A ute is impounded in Gympie after its owner was caught hooning.
A ute is impounded in Gympie after its owner was caught hooning. Contributed

Call for State Govt to take tougher stance on hooning

CONCERNS have been raised about why Queensland needs tougher anti-hooming laws when an average of 10,000 vehicles a year are impounded under current rules.

The Police Powers and Responsibilities (Motor Vehicle Impoundment) Bill will allow police officers to impound vehicles for three months for a motorist's first offence and if the motorist offends again in the next five years, the vehicle could be sold off or crushed.

Offences including evading police and high-end speeding - 40kmh over the speed limit - will also be included in the type 1 and 2 offences that will attract the new tough penalties.

Rockhampton MP Bill Byrne questioned how the success of the new laws would be measured considering almost 10,000 vehicles were impounded a year.

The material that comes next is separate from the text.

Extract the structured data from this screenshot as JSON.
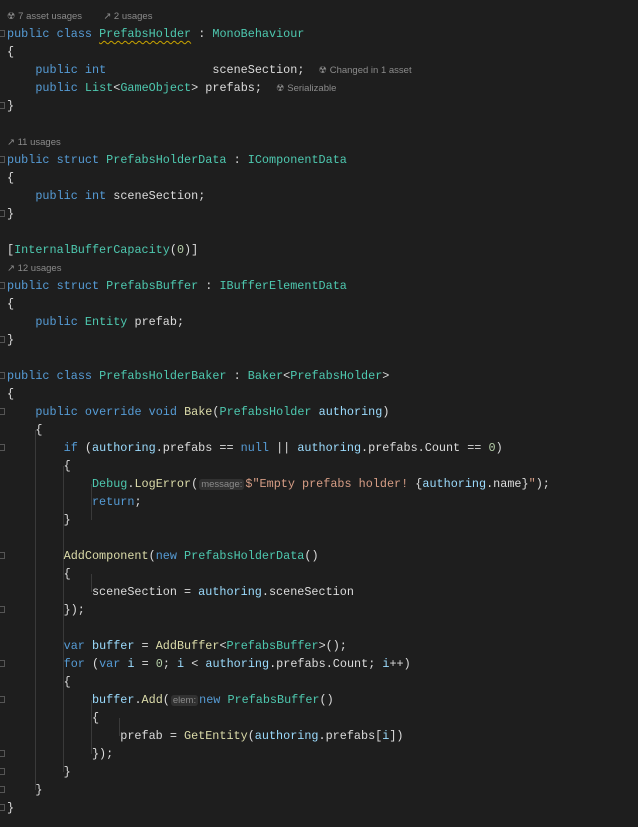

"Ten thousand people a year under present legislation - that seems to me to be an extraordinary number in a pretty active program frankly," he said during a parliamentary committee meeting today.

Of the 10, 000 vehicles seized, only 23 are impounded due to illegal modifications.

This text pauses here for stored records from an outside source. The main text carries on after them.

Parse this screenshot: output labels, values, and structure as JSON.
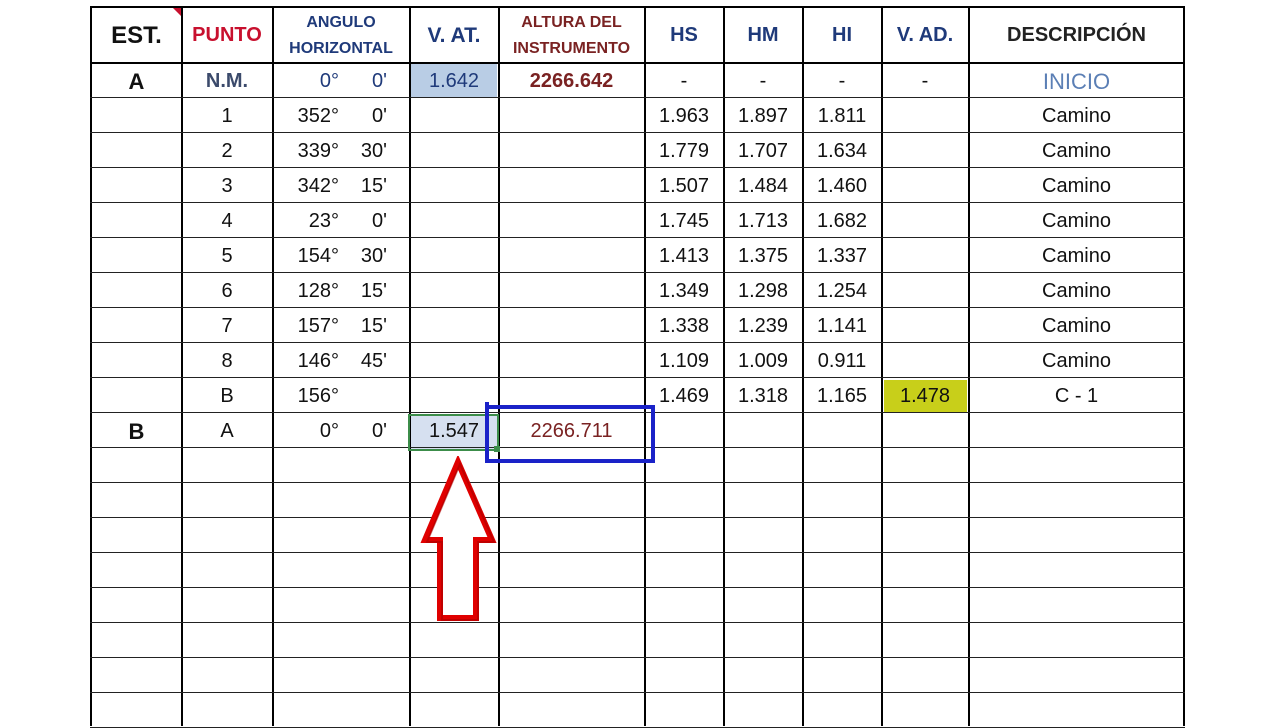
{
  "headers": {
    "est": "EST.",
    "punto": "PUNTO",
    "angulo_line1": "ANGULO",
    "angulo_line2": "HORIZONTAL",
    "v_at": "V. AT.",
    "altura_line1": "ALTURA DEL",
    "altura_line2": "INSTRUMENTO",
    "hs": "HS",
    "hm": "HM",
    "hi": "HI",
    "v_ad": "V. AD.",
    "descripcion": "DESCRIPCIÓN"
  },
  "rows": [
    {
      "est": "A",
      "punto": "N.M.",
      "deg": "0°",
      "min": "0'",
      "v_at": "1.642",
      "altura": "2266.642",
      "hs": "-",
      "hm": "-",
      "hi": "-",
      "v_ad": "-",
      "desc": "INICIO"
    },
    {
      "est": "",
      "punto": "1",
      "deg": "352°",
      "min": "0'",
      "v_at": "",
      "altura": "",
      "hs": "1.963",
      "hm": "1.897",
      "hi": "1.811",
      "v_ad": "",
      "desc": "Camino"
    },
    {
      "est": "",
      "punto": "2",
      "deg": "339°",
      "min": "30'",
      "v_at": "",
      "altura": "",
      "hs": "1.779",
      "hm": "1.707",
      "hi": "1.634",
      "v_ad": "",
      "desc": "Camino"
    },
    {
      "est": "",
      "punto": "3",
      "deg": "342°",
      "min": "15'",
      "v_at": "",
      "altura": "",
      "hs": "1.507",
      "hm": "1.484",
      "hi": "1.460",
      "v_ad": "",
      "desc": "Camino"
    },
    {
      "est": "",
      "punto": "4",
      "deg": "23°",
      "min": "0'",
      "v_at": "",
      "altura": "",
      "hs": "1.745",
      "hm": "1.713",
      "hi": "1.682",
      "v_ad": "",
      "desc": "Camino"
    },
    {
      "est": "",
      "punto": "5",
      "deg": "154°",
      "min": "30'",
      "v_at": "",
      "altura": "",
      "hs": "1.413",
      "hm": "1.375",
      "hi": "1.337",
      "v_ad": "",
      "desc": "Camino"
    },
    {
      "est": "",
      "punto": "6",
      "deg": "128°",
      "min": "15'",
      "v_at": "",
      "altura": "",
      "hs": "1.349",
      "hm": "1.298",
      "hi": "1.254",
      "v_ad": "",
      "desc": "Camino"
    },
    {
      "est": "",
      "punto": "7",
      "deg": "157°",
      "min": "15'",
      "v_at": "",
      "altura": "",
      "hs": "1.338",
      "hm": "1.239",
      "hi": "1.141",
      "v_ad": "",
      "desc": "Camino"
    },
    {
      "est": "",
      "punto": "8",
      "deg": "146°",
      "min": "45'",
      "v_at": "",
      "altura": "",
      "hs": "1.109",
      "hm": "1.009",
      "hi": "0.911",
      "v_ad": "",
      "desc": "Camino"
    },
    {
      "est": "",
      "punto": "B",
      "deg": "156°",
      "min": "",
      "v_at": "",
      "altura": "",
      "hs": "1.469",
      "hm": "1.318",
      "hi": "1.165",
      "v_ad": "1.478",
      "desc": "C - 1"
    },
    {
      "est": "B",
      "punto": "A",
      "deg": "0°",
      "min": "0'",
      "v_at": "1.547",
      "altura": "2266.711",
      "hs": "",
      "hm": "",
      "hi": "",
      "v_ad": "",
      "desc": ""
    }
  ],
  "empty_rows": 8,
  "colors": {
    "punto_header": "#c8102e",
    "blue_header": "#1f3a7a",
    "maroon": "#7a2222",
    "inicio": "#5b7fb5",
    "highlight_blue": "#b9cde5",
    "highlight_yellow": "#c8cf1a",
    "selection_green": "#3c8d4a",
    "annotation_blue": "#1a22c8",
    "annotation_red_arrow": "#e00000"
  },
  "annotations": {
    "arrow": "up-arrow-icon",
    "box": "highlight-box"
  }
}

Almost 50,000 infringement notices a year are also issued to motorists for similar hoon offences.

Toowoomba North MP Trevor Watts suggested the small number of vehicles impounded for car modifications contrasted with car enthusiasts' argument they would be unfairly targeted under the new laws.

Queensland Police traffic support branch Acting Chief Superintendent Andy Morrow agreed.

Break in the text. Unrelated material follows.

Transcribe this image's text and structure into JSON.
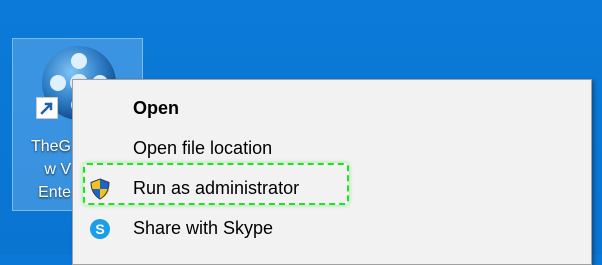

"That is the conclusion that we came to," he told the committee.

"We are at a bit of a loss to understand that particular concern from car enthusiasts."

He said the proposed legislation was not about targeting an "ordinary person making a noise at an intersection" but sustained bad driving behaviour.

The Legal Affairs and Community Safety Committee will consider the bill and submissions.